Sludge shuttle may resume

The contractor on the Enighed Pond marine terminal project is reportedly building a berm, or a dirt, mound, on the landfill at Susannaberg to prevent a repeat of last week’s sludge wash down the Guinea Gut. The Port Authority had begun transferring the debris from dredging the Pond to the landfill when a storm send a large amount of the muck sliding down the hill, according to a report by the St. John Source. The transfers stopped Friday. The Authority’s executive director, Darlan Brin, said building a natural barrier to hold the debris will take a few days, and the dumping could resume this week. Brin said the sludge was tested for environmental and health danger before the transfer began last week. “The material was tested and shows no contaminates,” he said, according to the Source.
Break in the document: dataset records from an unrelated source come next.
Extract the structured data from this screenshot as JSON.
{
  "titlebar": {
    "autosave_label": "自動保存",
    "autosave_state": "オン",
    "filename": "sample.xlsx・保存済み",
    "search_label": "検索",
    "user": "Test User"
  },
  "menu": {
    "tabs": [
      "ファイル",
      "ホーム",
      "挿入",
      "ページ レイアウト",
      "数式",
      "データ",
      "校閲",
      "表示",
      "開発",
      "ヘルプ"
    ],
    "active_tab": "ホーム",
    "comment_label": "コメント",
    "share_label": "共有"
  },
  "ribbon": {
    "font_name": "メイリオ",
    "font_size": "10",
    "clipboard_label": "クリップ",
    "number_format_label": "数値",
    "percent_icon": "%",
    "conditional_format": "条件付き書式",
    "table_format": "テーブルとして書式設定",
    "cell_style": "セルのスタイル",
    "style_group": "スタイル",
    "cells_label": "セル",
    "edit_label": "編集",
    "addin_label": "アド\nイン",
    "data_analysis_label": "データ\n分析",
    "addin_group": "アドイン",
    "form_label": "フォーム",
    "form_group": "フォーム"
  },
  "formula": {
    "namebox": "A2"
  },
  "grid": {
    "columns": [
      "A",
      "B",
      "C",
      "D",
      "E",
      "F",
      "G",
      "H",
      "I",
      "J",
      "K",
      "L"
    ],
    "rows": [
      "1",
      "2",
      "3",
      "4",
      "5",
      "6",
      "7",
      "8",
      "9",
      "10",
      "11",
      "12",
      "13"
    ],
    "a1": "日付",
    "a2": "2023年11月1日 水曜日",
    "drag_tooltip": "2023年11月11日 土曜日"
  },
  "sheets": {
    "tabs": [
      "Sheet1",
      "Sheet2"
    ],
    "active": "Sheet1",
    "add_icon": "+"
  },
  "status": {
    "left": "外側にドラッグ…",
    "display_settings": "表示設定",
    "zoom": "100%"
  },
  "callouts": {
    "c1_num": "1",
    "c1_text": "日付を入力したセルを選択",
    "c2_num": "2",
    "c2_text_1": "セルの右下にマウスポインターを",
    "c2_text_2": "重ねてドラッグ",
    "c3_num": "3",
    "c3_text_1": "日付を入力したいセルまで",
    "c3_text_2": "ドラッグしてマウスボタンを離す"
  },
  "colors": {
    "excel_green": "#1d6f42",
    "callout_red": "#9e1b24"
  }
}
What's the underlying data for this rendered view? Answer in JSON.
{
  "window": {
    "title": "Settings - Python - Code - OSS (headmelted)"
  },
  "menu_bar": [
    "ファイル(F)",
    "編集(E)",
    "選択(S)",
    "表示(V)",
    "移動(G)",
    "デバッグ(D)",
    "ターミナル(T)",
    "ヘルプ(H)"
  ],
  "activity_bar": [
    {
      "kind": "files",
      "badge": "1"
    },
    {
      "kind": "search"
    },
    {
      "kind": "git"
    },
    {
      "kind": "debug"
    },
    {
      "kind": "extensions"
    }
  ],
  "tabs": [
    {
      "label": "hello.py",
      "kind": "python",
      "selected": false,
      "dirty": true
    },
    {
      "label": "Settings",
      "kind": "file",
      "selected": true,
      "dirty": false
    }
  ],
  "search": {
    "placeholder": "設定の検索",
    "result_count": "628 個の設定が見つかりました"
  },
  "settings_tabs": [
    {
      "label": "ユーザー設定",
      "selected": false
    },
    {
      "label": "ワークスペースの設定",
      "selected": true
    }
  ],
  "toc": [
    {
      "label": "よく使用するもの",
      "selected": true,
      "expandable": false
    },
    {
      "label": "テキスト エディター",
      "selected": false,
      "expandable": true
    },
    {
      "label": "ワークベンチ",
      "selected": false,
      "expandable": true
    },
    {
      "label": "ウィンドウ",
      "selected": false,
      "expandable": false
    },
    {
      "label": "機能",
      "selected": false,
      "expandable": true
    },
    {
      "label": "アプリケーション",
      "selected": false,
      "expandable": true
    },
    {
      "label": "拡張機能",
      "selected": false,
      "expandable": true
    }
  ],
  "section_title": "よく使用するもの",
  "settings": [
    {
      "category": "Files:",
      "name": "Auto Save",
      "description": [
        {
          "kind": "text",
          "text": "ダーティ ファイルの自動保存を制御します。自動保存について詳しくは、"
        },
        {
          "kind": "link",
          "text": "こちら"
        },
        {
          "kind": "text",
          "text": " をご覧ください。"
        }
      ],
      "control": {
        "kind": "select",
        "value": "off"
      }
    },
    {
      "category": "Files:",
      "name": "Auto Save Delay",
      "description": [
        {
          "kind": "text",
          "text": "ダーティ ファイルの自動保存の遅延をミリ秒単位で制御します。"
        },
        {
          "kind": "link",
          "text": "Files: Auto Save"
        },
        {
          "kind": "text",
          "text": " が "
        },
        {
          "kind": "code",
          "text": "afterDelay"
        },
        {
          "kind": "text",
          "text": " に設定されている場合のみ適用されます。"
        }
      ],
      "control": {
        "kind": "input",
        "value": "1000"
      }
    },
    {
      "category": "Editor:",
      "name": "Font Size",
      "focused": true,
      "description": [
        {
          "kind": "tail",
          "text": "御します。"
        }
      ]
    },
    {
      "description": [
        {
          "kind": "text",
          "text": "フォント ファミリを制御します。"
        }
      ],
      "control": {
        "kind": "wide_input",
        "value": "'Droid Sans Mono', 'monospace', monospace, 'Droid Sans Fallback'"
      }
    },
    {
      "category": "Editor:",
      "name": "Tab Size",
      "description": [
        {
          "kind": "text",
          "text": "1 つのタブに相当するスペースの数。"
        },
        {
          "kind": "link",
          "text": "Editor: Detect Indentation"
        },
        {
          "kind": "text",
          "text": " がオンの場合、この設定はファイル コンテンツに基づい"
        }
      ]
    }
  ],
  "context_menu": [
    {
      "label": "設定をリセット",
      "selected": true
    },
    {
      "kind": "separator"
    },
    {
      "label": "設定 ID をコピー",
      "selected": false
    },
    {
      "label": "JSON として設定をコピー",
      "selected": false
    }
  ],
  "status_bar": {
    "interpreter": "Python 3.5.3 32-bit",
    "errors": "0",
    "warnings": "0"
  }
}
DPNR treads water on Johnson Bay

Several dozen boat owners who anchor at Johnson Bay in Coral Bay can stay where they are for a while. A telephone conference call this week included boaters and Sen. Rocky Liburd, on St. John, and the Planning and Natural resources Commissioner Dean Plaskett, on St., Thomas. The resulted in the commissioner said he hopes to have a boaters’ committee organized within the week, to study where the Johnson boats could go. He conceded that if there is no place better than Johnson Bay, so be it. “We’ll be the first to admit it,” he said, according to a report of the meeting in the St. John Source. The DPNR told the boat owners last winter that Johnson Bay was not an approved mooring spot and they would have to move.

Taxes, schools topic at forum

It’s campaign time on St. John, too. A Candidates’ Night at the Westin Resort was sponsored by the St. John Community Foundation and was attended by six incumbent Senators and four challengers. They included St. Johnians Sen. Almando Liburd, the incumbent At Large senator, and his opponent, Craig Barshinger.

Interest in St. John’s contribution to funding government operations was evident in a question. Sen. Lorraine Berry remembered several years ago the budget director said that information would be made available, according to a report of the forum by the St. John Source. However, she has recently been told that St. Thomas and St. John are seen as one district, and therefore no breakout of tax revenues and spending will be reported.

Questions were also heard about whether St. John will get a new school to replace Sprauve. Barshinger suggested negotiations should occur between the government and the V.I. National Park for a 100-year lease outside of town, “But we have not negotiated properly with the park,” he said, according to the Source.

Inaugural Marketplace Saturday

Marketplace
Merchants at the Marketplace co-sponsored Saturday of events and activities at the shopping area, Oct. 16. “Added value demonstrations and educational presentations for the entire family,” according to Jennifer Dale, the general manager of the complex. Activities included a domino tournament, face painting for kids, music by the Iguanas and the Love City Pan Dragons, and story time outside the First Floor Bookstore (pictured), led by volunteer Bill Morris. The next event will be December 3rd from 5-9pm, keyed to holiday shopping.

Real estate update

It’s been quiet for the last week, with only one property coming off the Multiple Listing Service and no new residences being added. A 4-bedroom/3-bath property in Carolina, priced at $2.9 million, came off the market, leaving the MLS with 42 residences being offered. In other categories, the number of land parcels listed rose by 3 to 136, condominiums were unchanged at 7, timeshares increased by 4 to 81, and commercial properties were unchanged at 8.

Enighed transfer halted

Environmental concerns have stopped the V.I. Port Authority from shuttling material dredged from the Enighed Pond project to the Susannaberg Landfill, the St. John Source reported. “They’re trying to do something so the runoff doesn’t” flow downhill,” said Julien Harley, the island administrator. Within hours of the Public Works Department giving its approval to the transfer, heavy rains Thursday and Friday send a wash of gray water down the Guinea Gut. Charlie Deyalsignh, who lives near the guy, said the flow was not its usual clear color, the Source said. He worried that the water life and plants in the guy will be killed by the flow.